Country’s most senior civil judge has heavily criticised both cuts to legal aid and court costs
The most senior civil judge in England and Wales has decided to call it quits. Master of the Rolls, Lord Dyson, will step down at the end of July of this year according to newspaper reports.
Dyson — who will bow out as he celebrates his 73rd birthday — could have continued in the role for a further two years.
Educated at a Leeds-based grammar school, Dyson went on to study classics at Wadham College, Oxford University. Called to the Bar at Middle Temple in 1968, Lord Dyson — or simply John at that time — was a member of London’s Keating Chambers, taking silk in 1982.
Appointed to the High Court in 1993, Dyson worked his way up the judicial ladder, becoming a Justice of the Supreme Court in 2010.
Landing his current role as head of civil justice in 2012 — a position once held by law school favourite Lord Denning — Dyson replaced Lord Neuberger, who switched roles to became President of the Supreme Court.
Despite a reserved demeanour on the bench, Dyson increasingly became a vocal opponent to both cuts to legal aid and rising court fees.
Speaking at justice select committee in 2014, the top judge slammed government cuts to legal aid. With litigants left to fend for themselves — unable to afford a lawyer — he warned MPs that winnable cases were being lost.

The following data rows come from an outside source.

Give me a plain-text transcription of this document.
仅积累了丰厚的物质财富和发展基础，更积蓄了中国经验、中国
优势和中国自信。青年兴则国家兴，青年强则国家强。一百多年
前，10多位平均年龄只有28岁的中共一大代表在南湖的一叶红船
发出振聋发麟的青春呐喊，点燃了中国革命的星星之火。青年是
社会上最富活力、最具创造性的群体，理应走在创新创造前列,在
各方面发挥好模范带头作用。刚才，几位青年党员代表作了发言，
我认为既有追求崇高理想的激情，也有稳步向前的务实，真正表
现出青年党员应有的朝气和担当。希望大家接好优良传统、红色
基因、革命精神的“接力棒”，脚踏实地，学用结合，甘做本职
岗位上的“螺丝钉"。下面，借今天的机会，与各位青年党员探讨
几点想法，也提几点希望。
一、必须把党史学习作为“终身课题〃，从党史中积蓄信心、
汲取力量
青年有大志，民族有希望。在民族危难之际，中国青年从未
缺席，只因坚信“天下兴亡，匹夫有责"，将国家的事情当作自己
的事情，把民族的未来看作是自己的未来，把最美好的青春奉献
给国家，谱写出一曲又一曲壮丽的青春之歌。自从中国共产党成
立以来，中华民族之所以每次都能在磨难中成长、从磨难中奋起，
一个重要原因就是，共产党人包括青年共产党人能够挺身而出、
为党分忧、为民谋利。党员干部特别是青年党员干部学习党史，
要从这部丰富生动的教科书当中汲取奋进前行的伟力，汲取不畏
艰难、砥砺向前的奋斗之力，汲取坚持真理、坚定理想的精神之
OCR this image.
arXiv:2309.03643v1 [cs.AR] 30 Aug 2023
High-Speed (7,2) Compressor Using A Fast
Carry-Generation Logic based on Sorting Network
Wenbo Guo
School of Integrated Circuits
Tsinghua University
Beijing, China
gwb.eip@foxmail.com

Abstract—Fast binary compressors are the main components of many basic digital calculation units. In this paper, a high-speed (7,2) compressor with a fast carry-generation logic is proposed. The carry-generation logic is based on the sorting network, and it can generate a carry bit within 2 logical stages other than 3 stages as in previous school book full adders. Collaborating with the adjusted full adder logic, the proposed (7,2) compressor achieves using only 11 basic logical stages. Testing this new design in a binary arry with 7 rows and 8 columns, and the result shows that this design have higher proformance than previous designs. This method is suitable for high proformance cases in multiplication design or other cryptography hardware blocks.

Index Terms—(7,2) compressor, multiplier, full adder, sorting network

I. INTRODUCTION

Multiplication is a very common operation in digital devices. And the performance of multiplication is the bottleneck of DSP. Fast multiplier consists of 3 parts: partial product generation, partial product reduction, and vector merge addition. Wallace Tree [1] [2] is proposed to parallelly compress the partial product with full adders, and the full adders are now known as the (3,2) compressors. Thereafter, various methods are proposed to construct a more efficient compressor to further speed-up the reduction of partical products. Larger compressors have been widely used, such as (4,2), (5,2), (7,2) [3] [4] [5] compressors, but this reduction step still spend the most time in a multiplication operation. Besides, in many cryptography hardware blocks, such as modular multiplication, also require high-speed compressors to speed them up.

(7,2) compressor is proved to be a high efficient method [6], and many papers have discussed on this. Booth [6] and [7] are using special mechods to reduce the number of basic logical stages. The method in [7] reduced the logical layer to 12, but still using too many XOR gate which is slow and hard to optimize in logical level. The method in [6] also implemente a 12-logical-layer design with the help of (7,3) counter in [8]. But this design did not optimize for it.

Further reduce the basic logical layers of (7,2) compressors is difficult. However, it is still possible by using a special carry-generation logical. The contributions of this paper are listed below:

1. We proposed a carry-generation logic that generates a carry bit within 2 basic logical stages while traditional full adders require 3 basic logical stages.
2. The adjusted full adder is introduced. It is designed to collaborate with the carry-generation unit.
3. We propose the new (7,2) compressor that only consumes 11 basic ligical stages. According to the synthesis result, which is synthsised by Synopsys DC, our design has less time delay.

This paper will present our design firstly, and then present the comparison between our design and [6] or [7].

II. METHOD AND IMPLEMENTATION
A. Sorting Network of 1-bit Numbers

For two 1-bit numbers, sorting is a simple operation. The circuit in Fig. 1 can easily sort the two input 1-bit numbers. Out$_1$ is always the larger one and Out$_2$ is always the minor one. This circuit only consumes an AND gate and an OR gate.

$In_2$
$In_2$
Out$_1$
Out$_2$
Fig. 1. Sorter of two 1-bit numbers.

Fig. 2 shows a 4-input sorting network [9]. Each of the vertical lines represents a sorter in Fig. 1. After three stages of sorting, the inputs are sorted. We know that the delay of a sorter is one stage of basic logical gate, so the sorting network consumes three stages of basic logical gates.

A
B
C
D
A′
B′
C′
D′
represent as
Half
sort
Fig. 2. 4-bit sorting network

At a CILEx bash last year, a sceptical Dyson contemplated further legal aid cuts. “Frankly I think one needs quite a lot of imagination to think what further cuts there may be,” he told legal execs.
Fast-forward to just last month and Dyson was having a pop at the government again. Attending yet another select committee meeting, Dyson blasted MPs for not considering the “real dangers” of enhanced civil court fees. Referencing the recent fees increase of 10%, the Master of the Rolls described the government’s actions as making a “bad situation” worse.